The Vietnam War, a film by Ken Burns and Lynn Novick, is an
eight-to-ten part (sixteen-to-twenty hour) documentary film series
that sheds new light on the military, political, cultural, social, and
human dimensions of a tragedy of epic proportions that took the lives
of 58,000 Americans and as many as three million Vietnamese, polarized
American society as nothing has since the Civil War, fundamentally
challenged Americans’ faith in our leaders, our government, and many
of our most respected institutions, and called into question the
belief in our own exceptionalism.
The film will be structured chronologically, built around interviews
and personal stories of nearly 100 American and Vietnamese witnesses —
veterans as well as civilians — who lived through the war. Their
intimate, personal “bottom up” testimony will be interwoven throughout
with a parallel “top down” political and military narrative that
reveals American and Vietnamese decision makers’ goals, decisions,
strategies, public pronouncements, and private concerns.

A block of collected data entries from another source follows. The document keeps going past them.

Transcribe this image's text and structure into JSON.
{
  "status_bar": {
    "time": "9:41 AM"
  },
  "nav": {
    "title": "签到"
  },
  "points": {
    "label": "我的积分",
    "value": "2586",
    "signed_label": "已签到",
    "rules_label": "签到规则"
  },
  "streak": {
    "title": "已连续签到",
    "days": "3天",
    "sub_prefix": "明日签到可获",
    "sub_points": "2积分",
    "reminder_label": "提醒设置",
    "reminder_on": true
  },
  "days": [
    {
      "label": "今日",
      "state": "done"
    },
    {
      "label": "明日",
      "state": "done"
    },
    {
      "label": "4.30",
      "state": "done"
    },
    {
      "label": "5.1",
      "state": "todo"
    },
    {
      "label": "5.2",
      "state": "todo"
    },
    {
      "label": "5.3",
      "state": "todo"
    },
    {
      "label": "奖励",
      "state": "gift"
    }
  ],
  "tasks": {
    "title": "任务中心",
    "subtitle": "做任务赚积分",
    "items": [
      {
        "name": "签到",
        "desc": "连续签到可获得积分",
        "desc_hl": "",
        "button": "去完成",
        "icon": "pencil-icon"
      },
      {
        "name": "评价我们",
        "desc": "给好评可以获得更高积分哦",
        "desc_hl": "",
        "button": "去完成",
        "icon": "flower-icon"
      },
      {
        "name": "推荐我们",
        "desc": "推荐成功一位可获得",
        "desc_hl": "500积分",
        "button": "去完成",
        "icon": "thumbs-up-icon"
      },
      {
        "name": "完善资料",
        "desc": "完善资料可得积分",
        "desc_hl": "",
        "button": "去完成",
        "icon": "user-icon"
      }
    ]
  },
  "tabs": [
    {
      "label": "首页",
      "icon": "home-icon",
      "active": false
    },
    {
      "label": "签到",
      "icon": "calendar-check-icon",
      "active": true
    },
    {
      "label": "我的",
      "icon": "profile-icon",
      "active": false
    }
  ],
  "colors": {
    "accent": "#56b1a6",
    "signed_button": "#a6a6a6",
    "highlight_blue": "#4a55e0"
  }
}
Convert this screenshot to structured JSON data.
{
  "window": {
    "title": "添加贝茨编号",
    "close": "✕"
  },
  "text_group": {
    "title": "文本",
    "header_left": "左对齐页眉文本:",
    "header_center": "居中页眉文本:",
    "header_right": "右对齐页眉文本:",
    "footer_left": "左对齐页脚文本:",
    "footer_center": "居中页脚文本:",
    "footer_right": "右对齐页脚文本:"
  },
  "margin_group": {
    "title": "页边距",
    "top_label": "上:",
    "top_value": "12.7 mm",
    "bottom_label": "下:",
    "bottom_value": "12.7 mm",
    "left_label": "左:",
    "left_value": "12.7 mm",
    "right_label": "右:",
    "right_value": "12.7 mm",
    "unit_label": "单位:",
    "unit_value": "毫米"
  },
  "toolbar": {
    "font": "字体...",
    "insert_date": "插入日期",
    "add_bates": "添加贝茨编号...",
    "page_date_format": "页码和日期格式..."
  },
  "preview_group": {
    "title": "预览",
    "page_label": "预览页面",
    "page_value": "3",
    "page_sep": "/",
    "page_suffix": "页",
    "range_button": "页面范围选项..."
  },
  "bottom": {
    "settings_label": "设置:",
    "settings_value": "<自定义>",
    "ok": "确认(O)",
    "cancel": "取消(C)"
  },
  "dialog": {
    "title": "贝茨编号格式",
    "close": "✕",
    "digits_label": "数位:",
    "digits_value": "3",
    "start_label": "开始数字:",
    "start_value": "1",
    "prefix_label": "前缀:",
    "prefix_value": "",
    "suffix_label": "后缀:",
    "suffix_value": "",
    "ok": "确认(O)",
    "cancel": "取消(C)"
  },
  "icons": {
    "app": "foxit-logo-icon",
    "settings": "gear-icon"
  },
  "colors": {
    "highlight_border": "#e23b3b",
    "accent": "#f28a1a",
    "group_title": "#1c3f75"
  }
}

With
unprecedented access to both individuals and archives in Vietnam, as
well as to provocative and revelatory recent scholarship and rarely
seen archival material from around the globe, this film will present a
groundbreaking 360-degree narrative of the war, telling the story from
all sides, as it has never before been told, and hopefully inspiring a
new conversation about this divisive period in our history.